6 Things Startups Should Do To Grow

So you have successfully researched your business idea, found your team of like-minded enterprising individuals as co-founders, pitched your proposal and secured funding, set-up your company and rolled out your product or service and the business has started picking up momentum. As your business grows from a start-up into a mature business it will face different challenges as it evolves. Here are some tips to help you to grow your startup.

1. Adapt to the changes of growth

Change is inevitable, and a start-up may find that it is being deprived of growth opportunities because of the principles or conditions on which it was founded. If it fails to adapt to the changes that come along with growth, it will lose its relevance to the market or it may risk its value proposition. For example, a change of location may be required for your business as you grow, by location we do not merely mean a different address in a new locality. It may even be a different country altogether. Customer location, regulatory environment, IP protection regime or greater potential to draw investors may urge a startup to change its location from the original country where it was established. If it is essential for the growth of the company, then take the leap of faith and realign your fundamentals in order to achieve the ultimate goal. Therefore don’t get too comfortable and refuse to adapt to the needs of a growing business. Hawksford - What Next For Startups

2. Open channels of communication

As a start-up grows so does the number of touch points within the organization, such as employees, customers and vendors. It is essential to keep the communication channels open in order to ensure seamless flow of information back and forth. An informal text message may have sufficed when the team was small but as you evolve proper channels and systems must be put in place. New hires may not be familiar with a start-up environment and may feel lost, the core team must comprehensively communicate the vision, culture and strategies to them to ensure that they subscribe to the vision of the start-up and sync with its culture. It is equally as important to ensure that all functional teams are communicating well. Likewise listening to customers will reveal gaps in the market and may highlight potential improvements to the products or services, providing you with the next essential growth lever. Even vendors may bring in solutions that aid your growth. Remember growth is a team effort and the team does not merely stop with those within the company, it may extend to include the customers and vendors.

3. Graduate from people to process

As you evolve, start documenting practices and processes, this will be helpful to transfer knowledge to new hires and save substantial training resources. Every start-up transitions from a people to a process focused organization as it grows. Therefore it is essential to establish process owners, roles, responsibilities and workflows. This will eventually be very helpful in scaling operations. For example a template outlining the process flow for a new product will save a lot of time in the planning stages. Although each market or product is different some tasks can be replicated without much effort.

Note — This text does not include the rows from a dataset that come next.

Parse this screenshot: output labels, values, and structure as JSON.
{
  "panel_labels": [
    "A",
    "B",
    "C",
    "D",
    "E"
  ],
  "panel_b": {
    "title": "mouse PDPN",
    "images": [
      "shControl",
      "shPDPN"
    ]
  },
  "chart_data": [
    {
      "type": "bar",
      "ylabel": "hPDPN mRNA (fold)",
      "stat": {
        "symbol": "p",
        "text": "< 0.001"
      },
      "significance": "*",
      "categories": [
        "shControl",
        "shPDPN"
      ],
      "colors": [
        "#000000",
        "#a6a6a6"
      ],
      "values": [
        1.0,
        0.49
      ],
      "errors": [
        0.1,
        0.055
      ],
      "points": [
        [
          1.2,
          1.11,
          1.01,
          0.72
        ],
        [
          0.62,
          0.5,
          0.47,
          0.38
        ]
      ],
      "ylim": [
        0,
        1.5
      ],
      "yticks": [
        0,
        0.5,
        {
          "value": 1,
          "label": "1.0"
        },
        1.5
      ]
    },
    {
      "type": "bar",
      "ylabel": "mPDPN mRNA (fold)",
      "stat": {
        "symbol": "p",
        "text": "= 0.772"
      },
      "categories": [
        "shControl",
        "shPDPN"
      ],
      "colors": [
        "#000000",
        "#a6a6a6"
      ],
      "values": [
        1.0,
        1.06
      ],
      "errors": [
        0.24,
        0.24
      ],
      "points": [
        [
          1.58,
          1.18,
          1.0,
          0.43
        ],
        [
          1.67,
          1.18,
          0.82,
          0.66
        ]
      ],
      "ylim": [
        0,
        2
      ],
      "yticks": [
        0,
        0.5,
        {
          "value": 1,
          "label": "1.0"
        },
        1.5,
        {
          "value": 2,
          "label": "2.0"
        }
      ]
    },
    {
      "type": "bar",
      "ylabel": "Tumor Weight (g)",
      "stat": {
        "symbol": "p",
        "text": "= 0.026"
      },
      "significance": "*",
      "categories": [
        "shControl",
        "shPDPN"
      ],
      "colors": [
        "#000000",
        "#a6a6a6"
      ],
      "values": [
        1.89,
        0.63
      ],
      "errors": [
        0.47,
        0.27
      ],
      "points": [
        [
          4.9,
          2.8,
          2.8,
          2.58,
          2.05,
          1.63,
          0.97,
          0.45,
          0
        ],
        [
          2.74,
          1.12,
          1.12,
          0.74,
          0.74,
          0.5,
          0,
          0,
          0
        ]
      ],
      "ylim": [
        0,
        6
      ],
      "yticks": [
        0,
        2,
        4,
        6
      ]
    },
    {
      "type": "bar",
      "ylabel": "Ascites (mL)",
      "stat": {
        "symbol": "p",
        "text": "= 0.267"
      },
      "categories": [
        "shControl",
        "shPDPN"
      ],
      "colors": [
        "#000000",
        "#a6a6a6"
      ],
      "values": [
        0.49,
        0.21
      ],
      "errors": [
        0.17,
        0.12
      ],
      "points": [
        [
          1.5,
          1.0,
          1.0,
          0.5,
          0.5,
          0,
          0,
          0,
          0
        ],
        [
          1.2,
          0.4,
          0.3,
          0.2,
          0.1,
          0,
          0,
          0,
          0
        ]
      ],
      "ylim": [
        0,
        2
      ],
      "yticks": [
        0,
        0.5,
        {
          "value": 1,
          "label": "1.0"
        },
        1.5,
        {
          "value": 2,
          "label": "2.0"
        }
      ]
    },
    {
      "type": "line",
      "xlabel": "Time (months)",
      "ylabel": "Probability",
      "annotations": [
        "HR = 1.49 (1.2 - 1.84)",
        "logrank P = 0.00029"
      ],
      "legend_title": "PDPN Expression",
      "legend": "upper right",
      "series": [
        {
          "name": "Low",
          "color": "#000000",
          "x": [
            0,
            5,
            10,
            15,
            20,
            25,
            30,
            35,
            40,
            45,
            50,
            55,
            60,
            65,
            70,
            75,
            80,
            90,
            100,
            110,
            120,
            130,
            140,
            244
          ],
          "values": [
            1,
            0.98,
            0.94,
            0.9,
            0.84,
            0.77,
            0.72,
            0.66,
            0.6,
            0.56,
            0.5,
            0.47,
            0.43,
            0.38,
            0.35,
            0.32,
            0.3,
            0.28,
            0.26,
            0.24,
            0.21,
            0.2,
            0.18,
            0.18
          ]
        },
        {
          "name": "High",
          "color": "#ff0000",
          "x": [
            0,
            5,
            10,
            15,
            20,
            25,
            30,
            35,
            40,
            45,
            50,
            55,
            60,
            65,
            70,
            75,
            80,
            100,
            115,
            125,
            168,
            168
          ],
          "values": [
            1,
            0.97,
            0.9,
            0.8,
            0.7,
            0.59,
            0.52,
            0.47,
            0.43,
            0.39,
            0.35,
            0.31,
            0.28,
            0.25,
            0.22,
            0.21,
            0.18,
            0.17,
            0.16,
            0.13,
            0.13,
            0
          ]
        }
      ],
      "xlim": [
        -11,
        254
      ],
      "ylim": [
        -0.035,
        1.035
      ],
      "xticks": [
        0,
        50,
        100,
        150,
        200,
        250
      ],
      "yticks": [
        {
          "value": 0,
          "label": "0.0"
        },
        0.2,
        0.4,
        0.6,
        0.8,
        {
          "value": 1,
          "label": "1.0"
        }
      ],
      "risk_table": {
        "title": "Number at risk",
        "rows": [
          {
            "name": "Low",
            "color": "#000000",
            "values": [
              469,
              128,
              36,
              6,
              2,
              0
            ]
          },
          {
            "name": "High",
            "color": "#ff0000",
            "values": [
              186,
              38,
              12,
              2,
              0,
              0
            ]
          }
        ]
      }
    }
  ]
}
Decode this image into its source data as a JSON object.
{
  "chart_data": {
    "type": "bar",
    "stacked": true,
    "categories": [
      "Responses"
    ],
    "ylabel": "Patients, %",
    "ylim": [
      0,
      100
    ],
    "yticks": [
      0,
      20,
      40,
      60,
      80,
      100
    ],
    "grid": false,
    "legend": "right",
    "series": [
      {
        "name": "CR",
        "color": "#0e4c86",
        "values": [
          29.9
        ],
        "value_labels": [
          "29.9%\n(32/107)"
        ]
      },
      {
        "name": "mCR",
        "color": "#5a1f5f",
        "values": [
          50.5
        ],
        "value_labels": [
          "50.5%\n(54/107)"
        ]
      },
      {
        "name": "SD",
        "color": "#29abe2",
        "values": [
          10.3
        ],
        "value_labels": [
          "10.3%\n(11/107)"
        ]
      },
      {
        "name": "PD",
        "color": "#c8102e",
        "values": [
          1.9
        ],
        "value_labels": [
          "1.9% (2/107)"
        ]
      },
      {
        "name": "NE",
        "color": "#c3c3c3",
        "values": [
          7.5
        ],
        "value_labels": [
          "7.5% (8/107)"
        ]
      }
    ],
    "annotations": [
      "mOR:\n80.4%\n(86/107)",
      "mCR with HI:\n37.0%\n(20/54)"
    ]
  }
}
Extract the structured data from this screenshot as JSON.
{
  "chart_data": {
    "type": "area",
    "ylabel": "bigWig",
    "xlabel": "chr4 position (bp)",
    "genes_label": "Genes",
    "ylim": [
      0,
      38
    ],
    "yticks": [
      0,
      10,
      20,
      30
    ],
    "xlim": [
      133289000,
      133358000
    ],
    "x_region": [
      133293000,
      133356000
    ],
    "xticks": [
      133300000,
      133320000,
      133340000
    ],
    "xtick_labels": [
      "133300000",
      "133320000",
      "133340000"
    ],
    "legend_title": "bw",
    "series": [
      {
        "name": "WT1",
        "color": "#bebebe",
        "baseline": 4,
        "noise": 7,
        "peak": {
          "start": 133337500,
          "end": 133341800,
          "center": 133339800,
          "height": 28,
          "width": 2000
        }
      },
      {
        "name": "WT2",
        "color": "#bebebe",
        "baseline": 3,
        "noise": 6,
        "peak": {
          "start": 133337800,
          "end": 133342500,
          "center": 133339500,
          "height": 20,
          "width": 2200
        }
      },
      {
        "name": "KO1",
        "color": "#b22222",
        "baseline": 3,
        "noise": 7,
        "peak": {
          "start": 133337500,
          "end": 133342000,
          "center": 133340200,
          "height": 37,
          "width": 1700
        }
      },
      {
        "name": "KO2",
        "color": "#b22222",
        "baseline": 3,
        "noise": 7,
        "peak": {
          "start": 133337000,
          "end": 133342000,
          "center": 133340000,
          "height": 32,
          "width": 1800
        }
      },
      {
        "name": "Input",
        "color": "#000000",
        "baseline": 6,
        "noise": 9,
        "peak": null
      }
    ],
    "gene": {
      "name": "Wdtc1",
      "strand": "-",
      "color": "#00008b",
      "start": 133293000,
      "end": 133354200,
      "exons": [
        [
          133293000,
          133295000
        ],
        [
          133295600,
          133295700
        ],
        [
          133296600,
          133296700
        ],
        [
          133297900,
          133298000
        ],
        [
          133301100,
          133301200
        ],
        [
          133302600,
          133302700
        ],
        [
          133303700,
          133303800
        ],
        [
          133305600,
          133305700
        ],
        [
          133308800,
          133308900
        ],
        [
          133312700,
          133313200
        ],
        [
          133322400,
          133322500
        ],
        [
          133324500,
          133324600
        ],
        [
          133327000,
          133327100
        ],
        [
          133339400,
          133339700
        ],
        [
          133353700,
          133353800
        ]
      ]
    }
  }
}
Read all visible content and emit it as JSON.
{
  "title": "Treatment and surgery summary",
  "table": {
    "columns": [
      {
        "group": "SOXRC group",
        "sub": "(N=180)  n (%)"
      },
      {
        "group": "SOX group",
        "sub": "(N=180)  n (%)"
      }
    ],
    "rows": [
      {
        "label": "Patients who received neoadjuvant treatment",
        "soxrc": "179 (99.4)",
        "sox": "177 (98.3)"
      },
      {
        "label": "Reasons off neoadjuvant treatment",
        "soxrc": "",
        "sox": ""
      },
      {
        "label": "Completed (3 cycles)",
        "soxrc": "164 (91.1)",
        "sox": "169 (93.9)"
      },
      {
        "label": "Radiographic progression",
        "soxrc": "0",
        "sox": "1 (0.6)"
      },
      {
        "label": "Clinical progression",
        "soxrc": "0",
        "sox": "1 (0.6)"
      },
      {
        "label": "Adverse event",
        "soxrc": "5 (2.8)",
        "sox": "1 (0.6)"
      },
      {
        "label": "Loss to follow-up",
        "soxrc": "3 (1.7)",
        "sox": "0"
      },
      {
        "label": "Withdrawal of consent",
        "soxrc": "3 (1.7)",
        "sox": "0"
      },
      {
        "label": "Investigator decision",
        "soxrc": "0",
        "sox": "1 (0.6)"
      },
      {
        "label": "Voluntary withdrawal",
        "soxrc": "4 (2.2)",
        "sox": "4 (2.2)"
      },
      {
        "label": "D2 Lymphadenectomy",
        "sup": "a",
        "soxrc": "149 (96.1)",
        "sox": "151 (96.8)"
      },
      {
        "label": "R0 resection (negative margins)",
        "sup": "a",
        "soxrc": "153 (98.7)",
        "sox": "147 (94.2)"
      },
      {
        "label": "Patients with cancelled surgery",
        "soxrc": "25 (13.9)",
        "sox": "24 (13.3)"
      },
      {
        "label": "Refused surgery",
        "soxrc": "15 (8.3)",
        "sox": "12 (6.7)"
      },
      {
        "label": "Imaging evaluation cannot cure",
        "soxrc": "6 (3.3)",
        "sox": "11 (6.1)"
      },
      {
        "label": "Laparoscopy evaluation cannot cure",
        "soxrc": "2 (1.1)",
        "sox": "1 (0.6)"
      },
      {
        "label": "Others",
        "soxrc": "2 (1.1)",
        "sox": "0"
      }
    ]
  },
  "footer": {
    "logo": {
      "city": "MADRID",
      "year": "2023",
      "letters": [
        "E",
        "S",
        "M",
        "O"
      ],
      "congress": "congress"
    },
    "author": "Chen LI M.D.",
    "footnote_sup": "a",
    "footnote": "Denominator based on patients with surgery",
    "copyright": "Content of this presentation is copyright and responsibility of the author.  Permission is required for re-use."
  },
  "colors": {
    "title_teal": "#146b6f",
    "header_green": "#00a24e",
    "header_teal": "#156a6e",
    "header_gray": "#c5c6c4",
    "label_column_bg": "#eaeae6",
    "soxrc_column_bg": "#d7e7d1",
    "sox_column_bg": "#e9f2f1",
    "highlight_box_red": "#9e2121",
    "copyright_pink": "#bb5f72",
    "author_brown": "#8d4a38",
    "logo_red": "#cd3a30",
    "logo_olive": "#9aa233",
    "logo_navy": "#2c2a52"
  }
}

4. Outsource – take the help of professionals

Enlisting the help of experts will reduce the burden on your resources. Hire professional service providers to manage your business functions such as bookkeeping, payroll processing, regulatory and tax compliance. This will empower your employees to focus on the core business functions that are revenue generating in nature. You have to do what you are best at and focus all your resources and energy towards business growth and leave the non-revenue generating tasks to service providers. Hawksford has been engaged by several Singapore start-ups to provide this support. We provide an end-to-end service from company incorporation to managing annual ongoing compliance matters.

5. Choose your partners carefully

Many of the present day big companies had partners that brought synergies in their early years. Partnering is a time-consuming trust building exercise, so if not done carefully it may detract you from your business building goals. Partnering with big established companies brings legitimacy to start-ups but at the same time the lock-in clauses and incompatible culture may hinder growth. Partnering with other start-ups may appear to bring synergies on equal terms but the problems of one could bog down the other. It does not mean that you should run away from big corporations or shun the deals of start-ups similar to you. Choose your partners carefully. Examine their partnership history, the value proposition of the potential partner, the culture and values and their business model. But foremost you must be thoroughly aware of your values that will be attractive to the potential partner and also know your needs that the partners will fulfill.

6. Measure against milestones

It helps to have projected milestones along the growth trajectory. Examples of such milestones maybe, getting the prototype ready by a certain date, making the first x number of customers, generating x amount of revenue within x months, achieving x% of growth or achieving x% of conversions, etc. These milestones are markers along the road to your ultimate goal as a company. This will be helpful in demonstrating the ability of your company to potential investors and partners. You can demonstrate to your investors, how many of the milestones you have achieved and what intrinsic values you have built as a company and also provide an insight into your potential market value. Setting milestones will also help you in terms of budgeting, planning, prioritizing and delegating.